Na samym początku musimy dokładnie wszystko wymierzyć, by uniknąć później przykrych niespodzianek. Stalowe rury przycinamy na wymiar. Kolejnym krokiem jest zrobienie otworu w murowanej czapie. To istotne, bo w tym miejscu będziemy wprowadzać naszą stalową rurę, czyli tzw. koszulkę.
Następnie zaznaczamy na ścianie, gdzie jest kanał kominowy, miejsce podłączenia wkładu do komina. Gdy już to zrobimy – wykuwamy otwór.
Później przychodzi pora na wprowadzenie rury do komina. Warto ponumerować poszczególne odcinki rury, by mieć pewność, że się nie pomylimy. Gdy już włożymy rurę, musimy połączyć poszczególne odcinki. Używa się do tego wkrętów. Trzeba zrobić to bardzo dokładnie, gdyż połączenia muszą być bardzo szczelne. Każdy odcinek rury ma wsuwać się do poprzedniego. Chodzi o to, by skropliny, które się wytworzą, ściekały i nie doszło do sytuacji, że zostały na zewnątrz.
Następna czynność to montaż trójnika.
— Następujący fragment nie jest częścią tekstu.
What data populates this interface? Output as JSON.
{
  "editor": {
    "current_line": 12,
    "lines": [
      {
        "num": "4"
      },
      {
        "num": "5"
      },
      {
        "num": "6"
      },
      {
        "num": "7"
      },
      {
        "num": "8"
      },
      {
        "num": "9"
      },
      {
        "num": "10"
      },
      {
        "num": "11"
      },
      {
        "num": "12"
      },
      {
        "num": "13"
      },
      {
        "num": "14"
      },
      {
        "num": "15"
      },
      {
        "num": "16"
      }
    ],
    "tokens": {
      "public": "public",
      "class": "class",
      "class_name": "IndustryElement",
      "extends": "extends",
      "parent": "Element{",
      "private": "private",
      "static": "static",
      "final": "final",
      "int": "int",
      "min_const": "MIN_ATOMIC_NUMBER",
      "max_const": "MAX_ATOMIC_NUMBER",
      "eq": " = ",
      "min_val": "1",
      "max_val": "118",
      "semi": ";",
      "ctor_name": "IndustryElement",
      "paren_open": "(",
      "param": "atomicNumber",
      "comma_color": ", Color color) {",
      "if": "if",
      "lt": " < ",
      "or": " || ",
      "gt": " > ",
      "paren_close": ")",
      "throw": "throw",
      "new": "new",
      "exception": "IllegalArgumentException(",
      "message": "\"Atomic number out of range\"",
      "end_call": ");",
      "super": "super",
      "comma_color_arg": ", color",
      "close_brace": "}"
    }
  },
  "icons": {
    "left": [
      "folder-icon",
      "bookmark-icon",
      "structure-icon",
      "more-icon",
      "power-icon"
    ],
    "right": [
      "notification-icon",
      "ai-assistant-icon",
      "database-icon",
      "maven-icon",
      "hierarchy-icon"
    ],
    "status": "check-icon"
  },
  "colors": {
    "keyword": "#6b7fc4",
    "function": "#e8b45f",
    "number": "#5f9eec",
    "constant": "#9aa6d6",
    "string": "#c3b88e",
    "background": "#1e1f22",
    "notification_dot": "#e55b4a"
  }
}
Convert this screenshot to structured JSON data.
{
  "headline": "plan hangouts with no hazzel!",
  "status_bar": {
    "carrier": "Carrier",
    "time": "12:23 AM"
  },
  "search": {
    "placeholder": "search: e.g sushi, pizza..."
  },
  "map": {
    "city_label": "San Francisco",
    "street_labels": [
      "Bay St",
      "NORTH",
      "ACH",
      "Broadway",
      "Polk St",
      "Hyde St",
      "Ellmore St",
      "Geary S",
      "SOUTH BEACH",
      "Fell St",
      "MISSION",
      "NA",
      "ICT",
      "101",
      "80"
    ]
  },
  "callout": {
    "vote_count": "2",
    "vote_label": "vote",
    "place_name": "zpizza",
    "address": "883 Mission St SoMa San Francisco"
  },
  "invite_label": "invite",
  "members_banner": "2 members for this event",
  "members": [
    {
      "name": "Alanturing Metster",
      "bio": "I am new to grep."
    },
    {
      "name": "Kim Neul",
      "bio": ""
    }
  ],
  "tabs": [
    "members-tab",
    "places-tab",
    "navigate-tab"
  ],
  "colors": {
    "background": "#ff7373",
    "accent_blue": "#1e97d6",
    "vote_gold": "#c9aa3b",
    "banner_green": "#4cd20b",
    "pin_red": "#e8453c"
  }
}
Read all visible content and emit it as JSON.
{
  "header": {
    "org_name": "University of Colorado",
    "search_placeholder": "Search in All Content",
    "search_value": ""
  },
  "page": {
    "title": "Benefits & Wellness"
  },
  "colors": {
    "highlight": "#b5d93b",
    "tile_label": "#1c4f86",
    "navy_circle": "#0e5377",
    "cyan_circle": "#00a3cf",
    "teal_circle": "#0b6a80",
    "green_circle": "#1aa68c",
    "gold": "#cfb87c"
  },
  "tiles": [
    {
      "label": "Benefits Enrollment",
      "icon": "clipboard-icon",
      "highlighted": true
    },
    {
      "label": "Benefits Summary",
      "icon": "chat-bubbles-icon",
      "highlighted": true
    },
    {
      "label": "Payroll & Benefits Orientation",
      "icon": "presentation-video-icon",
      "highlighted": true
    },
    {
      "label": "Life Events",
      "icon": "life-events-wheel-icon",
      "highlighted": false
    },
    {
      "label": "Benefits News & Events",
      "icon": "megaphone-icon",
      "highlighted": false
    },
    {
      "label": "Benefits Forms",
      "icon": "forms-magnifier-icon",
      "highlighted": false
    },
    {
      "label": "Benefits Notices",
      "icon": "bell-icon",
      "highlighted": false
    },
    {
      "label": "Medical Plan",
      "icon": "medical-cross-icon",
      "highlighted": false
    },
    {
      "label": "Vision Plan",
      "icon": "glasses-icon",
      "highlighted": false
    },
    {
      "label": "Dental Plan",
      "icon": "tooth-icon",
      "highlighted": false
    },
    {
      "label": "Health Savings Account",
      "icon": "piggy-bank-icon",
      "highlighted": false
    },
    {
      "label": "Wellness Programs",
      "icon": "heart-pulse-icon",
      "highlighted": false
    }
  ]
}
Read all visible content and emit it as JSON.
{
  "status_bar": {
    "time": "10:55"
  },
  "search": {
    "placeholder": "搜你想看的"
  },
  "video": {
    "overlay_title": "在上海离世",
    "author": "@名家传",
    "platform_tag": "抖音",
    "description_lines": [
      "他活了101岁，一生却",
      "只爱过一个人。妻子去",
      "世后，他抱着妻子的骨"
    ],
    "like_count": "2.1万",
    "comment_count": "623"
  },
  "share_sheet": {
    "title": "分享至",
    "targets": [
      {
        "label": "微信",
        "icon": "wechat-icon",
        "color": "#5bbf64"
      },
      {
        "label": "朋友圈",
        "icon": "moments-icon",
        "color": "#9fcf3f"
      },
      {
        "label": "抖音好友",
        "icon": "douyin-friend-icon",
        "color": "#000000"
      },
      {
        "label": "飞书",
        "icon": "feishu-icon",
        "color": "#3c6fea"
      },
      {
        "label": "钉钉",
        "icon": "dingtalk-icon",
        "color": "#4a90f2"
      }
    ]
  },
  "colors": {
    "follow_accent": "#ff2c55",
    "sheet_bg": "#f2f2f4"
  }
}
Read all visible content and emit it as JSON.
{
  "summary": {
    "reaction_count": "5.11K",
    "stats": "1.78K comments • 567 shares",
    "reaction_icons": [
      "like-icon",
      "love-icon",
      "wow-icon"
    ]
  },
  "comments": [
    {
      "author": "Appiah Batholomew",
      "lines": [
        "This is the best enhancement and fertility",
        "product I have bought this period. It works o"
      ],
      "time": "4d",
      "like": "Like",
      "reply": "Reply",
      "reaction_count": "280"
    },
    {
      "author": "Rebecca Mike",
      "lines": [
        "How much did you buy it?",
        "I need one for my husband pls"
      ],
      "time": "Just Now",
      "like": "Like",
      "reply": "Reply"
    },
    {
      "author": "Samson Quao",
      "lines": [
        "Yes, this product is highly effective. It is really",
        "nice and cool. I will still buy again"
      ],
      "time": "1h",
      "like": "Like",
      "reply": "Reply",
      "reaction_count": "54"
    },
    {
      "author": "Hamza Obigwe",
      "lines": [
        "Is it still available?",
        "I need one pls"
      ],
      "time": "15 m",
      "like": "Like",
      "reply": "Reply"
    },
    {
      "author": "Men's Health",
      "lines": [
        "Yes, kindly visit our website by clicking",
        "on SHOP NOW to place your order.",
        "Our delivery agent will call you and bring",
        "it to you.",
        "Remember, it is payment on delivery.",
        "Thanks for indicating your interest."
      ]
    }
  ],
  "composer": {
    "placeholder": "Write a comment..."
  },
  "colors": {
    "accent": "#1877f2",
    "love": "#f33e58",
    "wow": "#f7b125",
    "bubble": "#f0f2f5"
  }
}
Nie jest to skomplikowane, wystarczy włożyć go do otworu w ścianie, który przygotowaliśmy już wcześniej. Na końcu rury oraz przy trójniku trzeba zamontować element, który zmienia kształt przekroju na okrągły. Uszczelniamy połączenia, najlepiej sprawdzi się do tego dobrej jakości, wytrzymały silikon.
Na koniec nakładamy tzw. strażak, czyli nasadę kominową na samym szczycie. Po co? Otóż dzięki temu będziemy mieli zawsze dobry ciąg. Jeszcze tylko kryza, która od góry uszczelnia kanał, jej uszczelnienie i gotowe!
Montaż wkładu kominowego nie jest zbyt skomplikowany, trzeba jednak zrobić to bardzo dokładnie.